Sustainability and phasing out

41. WFP-assisted interventions are expected to be "sustainable" and not "open-ended". This is usually interpreted to mean that the project objectives will continue to be met after food aid ends and that the external assistance, after some time, is replaced with national or local resources.

42. Almost without exception, WFP assistance to health and nutrition programmes has been planned in an open-ended way, usually for five years the first time, with the possibility, almost always used by the recipient country, for additional multi-year expansions. In this way many projects have continued for long periods.

43. This is justifiable, indeed almost inevitable. While each beneficiary may need WFP help only for a few months, there will be other children and expectant mothers needing help in the following years, especially in the poorest communities. Interventions to tackle early malnutrition are not a "once and for all" undertaking comparable to a resettlement scheme or a construction project. Adequate nutrition for these target groups brings important and enduring benefits for individuals and society as a whole. However, such programmes may involve high day-to-day running costs, which are usually defined as recurrent costs even though investment would be a more apt description. A rigid insistence on early government assumption of these "recurrent costs" would sometimes mean that a valuable investment would have to be prematurely terminated.

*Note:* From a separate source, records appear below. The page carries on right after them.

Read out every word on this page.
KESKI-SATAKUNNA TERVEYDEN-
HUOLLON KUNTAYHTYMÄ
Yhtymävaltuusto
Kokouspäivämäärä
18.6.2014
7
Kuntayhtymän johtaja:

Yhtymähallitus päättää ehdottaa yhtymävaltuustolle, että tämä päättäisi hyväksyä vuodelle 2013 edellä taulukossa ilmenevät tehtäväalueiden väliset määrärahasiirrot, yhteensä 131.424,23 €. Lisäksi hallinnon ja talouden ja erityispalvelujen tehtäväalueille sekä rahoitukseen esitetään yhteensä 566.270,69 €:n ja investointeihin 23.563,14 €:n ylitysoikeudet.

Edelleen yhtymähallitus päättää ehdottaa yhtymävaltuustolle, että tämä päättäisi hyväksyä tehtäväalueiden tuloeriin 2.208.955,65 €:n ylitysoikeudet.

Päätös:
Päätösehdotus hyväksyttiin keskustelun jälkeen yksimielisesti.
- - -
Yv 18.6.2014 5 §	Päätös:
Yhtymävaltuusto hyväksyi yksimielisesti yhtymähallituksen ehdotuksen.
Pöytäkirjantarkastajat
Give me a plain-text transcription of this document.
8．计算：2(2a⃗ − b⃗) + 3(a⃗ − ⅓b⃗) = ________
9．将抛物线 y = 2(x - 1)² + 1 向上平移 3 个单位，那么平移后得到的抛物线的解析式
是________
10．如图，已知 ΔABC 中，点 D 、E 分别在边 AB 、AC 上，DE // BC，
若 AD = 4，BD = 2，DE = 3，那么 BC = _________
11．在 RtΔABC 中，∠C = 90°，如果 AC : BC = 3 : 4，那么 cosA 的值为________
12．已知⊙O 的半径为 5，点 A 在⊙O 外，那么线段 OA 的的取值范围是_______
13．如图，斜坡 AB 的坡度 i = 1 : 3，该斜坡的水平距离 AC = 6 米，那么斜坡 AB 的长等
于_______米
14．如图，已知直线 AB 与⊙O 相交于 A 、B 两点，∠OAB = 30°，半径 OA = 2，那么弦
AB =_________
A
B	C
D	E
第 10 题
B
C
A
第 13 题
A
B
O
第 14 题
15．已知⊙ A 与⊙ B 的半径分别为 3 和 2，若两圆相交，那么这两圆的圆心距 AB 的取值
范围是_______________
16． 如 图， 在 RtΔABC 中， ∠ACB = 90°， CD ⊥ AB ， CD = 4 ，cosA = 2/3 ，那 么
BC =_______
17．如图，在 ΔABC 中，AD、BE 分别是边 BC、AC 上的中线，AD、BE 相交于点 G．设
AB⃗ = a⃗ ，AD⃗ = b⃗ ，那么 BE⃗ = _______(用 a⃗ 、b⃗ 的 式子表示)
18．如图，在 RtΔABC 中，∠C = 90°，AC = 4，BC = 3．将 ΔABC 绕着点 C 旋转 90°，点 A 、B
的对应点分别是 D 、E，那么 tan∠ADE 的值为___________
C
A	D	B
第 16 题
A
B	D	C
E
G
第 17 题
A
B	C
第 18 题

44. Regular reassessment of the magnitude of critical food needs (the key indicators were discussed above) must be the basis for determining when supplementary feeding programmes can be either discontinued or so reduced in scope that external assistance is no longer necessary. Moreover, there should be a clear indication of continued government commitment to tackling early malnutrition (demonstrated through its policy, administrative and financial support). This should be the subject of regular reviews and assessments of the country's capacity to gradually assume a higher share of financial and other support for the feeding programme. The key consideration is not how many years the programme has been in operation, but whether it continues to be a good investment, managed as cost-effectively as possible.

  • WFP’s support to supplementary feeding programmes must depend on the dimensions of need, the recipient country’s own capacities, the government’s commitment to nutrition and food security and, of course, the actual performance of any ongoing WFP-assisted programmes.